Assolutamente sì. Purtroppo, anche in Italia continuano prassi sbagliate o fuori tempo massimo dal punto di vista ambientale. Basti pensare al pericolo per l’ecologia e per la salute umana derivante dall’uso di pesticidi, del glifosato, di anticrittogamici e di agenti chimici in agricoltura. Le richieste del mercato biologico portano a modelli innovativi. Alcuni giovani li stanno percorrendo in modo coraggioso: la riscoperta di antichi semi di grano o di mais, la biodiversità, la rotazione delle cultivar… Il criterio della qualità comincia a diventare più importante di quello della quantità, soprattutto considerando il valore della salute e la necessità di contrastare la diffusione di allergie alimentari.
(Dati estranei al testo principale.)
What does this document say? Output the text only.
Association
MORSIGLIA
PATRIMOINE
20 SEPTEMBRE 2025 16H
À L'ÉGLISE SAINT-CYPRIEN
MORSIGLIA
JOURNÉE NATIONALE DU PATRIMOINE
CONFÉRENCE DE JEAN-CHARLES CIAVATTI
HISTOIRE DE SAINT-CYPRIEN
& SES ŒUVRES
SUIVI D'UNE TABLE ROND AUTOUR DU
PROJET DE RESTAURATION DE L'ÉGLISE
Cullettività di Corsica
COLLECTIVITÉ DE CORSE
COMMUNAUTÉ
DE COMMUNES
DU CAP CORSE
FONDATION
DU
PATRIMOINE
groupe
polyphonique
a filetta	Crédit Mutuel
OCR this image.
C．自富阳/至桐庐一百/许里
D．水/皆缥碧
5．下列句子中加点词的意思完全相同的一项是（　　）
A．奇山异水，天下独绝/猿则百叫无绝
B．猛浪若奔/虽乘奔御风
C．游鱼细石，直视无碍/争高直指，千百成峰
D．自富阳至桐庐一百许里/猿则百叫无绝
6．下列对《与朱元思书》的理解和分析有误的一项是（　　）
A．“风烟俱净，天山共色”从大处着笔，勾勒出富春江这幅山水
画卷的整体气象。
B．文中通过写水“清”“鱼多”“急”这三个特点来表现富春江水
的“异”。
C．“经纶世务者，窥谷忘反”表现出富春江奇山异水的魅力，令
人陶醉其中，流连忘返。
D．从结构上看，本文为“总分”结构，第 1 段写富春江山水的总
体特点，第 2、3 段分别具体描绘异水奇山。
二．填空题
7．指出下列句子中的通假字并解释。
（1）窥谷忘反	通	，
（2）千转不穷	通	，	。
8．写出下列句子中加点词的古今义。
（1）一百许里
Un argomento delicato è legato alla raccolta dei prodotti della terra. Il caporalato è un fenomeno presente a macchia di leopardo in tutta Italia, che trova spazio dove c’è un substrato di illegalità, e non riguarda la sola filiera del pomodoro. C’è la consapevolezza del problema? Come si può affrontare?
Il caporalato viene associato ad alcune zone geografiche italiane (il foggiano in Puglia, la piana di Rosarno in Calabria, il casertano in Campania…) perché lì sono avvenuti casi eclatanti di sfruttamento o di violazione della dignità della persona. A pagarne le conseguenze sono soprattutto i migranti, che subiscono, oltre al danno di essere rifiutati con sprezzante razzismo, la beffa di lavorare ore e ore sotto il sole per uno stipendio da fame. Tuttavia, fa comodo pensare che il problema sia circoscritto a quei territori. In realtà, c’è un diffuso sistema illegale che porta a considerare il lavoro come un costo piuttosto che un investimento. Il problema è che questi miseri stipendi permettono agli imprenditori agricoli di abbattere i costi di produzione e di presentarsi sul mercato con prezzi più bassi. Si chiama concorrenza sleale. Ritengo che ci sia consapevolezza del problema. Nessuno di noi è così ingenuo da pensare che quando acquistiamo al supermercato frutta, verdura o carne sottocosto, dietro ci sia la generosità di Babbo Natale! Molto spesso dietro c’è la speculazione sul lavoro sfruttato: la dignità delle persone è così facilmente calpestata. Da qui la necessità di convertire i nostri stili di vita, acquistando prodotti agricoli di cui conosciamo la provenienza e il cui prezzo è semplicemente giusto!